3. Consistency and Convergence Analysis: The authors provide a detailed analysis of the consistency and convergence properties of these estimators. They show that under certain conditions on the density ratios, the estimators can achieve optimal minimax rates for the likelihood ratio and divergence functionals.
4. Practical Implementation Using Kernel Methods: The practical viability of the proposed methods is demonstrated through an efficient implementation using reproducing kernel Hilbert spaces (RKHS). The computational algorithms for these kernel-based methods are derived, ensuring efficient scalability to high-dimensional problems.
5. Simulation Results: Extensive simulations validate the theoretical claims, illustrating the performance and convergence behavior of the proposed estimators. The results indicate that these methods perform well compared to existing techniques, particularly in higher dimensions.

Theoretical Implications

The variational characterization of divergence functionals introduced in this paper offers a profound theoretical insight.

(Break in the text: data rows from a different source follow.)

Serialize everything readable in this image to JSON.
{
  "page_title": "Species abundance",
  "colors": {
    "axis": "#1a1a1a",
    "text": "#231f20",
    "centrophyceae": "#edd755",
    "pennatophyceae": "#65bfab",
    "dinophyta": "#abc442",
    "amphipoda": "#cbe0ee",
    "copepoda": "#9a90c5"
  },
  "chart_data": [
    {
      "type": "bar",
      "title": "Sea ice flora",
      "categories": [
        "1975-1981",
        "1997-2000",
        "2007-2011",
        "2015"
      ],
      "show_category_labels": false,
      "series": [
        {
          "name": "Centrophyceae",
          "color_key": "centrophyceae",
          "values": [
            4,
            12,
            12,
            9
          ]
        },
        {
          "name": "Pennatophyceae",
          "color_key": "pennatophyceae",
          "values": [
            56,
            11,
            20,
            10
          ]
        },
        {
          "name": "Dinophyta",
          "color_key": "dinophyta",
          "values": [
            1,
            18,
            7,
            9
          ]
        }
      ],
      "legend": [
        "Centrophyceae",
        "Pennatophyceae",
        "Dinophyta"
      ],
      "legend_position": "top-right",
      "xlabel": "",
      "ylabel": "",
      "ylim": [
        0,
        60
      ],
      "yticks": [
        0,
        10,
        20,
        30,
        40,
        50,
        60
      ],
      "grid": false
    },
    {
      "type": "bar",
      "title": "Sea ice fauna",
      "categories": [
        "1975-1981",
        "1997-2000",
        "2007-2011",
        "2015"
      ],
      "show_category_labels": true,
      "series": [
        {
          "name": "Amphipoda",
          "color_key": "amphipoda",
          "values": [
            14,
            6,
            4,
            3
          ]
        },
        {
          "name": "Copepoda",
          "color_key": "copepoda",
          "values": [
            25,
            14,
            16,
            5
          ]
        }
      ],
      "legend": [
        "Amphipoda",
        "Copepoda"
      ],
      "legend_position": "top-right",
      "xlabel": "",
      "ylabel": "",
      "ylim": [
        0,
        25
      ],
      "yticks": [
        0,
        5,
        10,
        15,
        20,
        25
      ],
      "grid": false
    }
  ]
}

Specifically, the relationship between $f$-divergences and Bayes decision problems opens new avenues for analyzing and estimating divergences. This correspondence implies that estimating divergences can fundamentally be viewed as solving a Bayes decision problem under a convex risk minimization framework.

The convergence analysis presented is particularly robust. Under conditions involving density ratios and continuity of empirical processes, the authors prove that the proposed estimators achieve nearly optimal rates. Notably, in the context of high-dimensional statistics, achieving rates proportional to $n^{-\alpha/(d + 2\alpha)}$ for smooth function classes in a Sobolev space marks a significant theoretical advancement.

Practical Implications

On the practical side, the paper’s methods have substantial applications in fields like information theory, statistical machine learning, and signal processing. For instance, accurately estimating KL divergence is crucial in applications like hypothesis testing, channel coding, data compression, and independent component analysis.

The use of kernel-based function approximations standardizes the approach, facilitating its application in a wide range of practical problems involving multivariate distributions. This broad applicability, coupled with the robust theoretical foundation, makes these methods highly valuable for empirical researchers and practitioners.

Future Directions

Several interesting directions for future research emerge from this work:

• Extensions to Other Divergence Functionals: While the paper primarily focuses on KL and $f$-divergences, further research could explore extensions to other divergence measures like Renyi divergence or Tsallis entropy.
• Adaptive Function Classes: Investigating whether adaptive selection of function classes based on the sample size and properties of the data could yield improvements in convergence rates and practical performance.
• Alternative Estimators: The exploration of different $M$-estimators or penalization schemes may provide further refinements in both theoretical properties and practical utility.
• High-dimensional Settings: Extending the theoretical results to high-dimensional data settings where $d$ can be large relative to $n$, possibly leveraging advanced techniques in high-dimensional statistics and machine learning.

In summary, the paper "Estimating divergence functionals and the likelihood ratio by convex risk minimization" provides a comprehensive and effective framework for estimating divergence functionals through convex empirical risk minimization. This work bridges a critical gap in both theoretical understanding and practical application, offering robust and efficient methodologies aligned with the needs of modern statistical analysis and machine learning.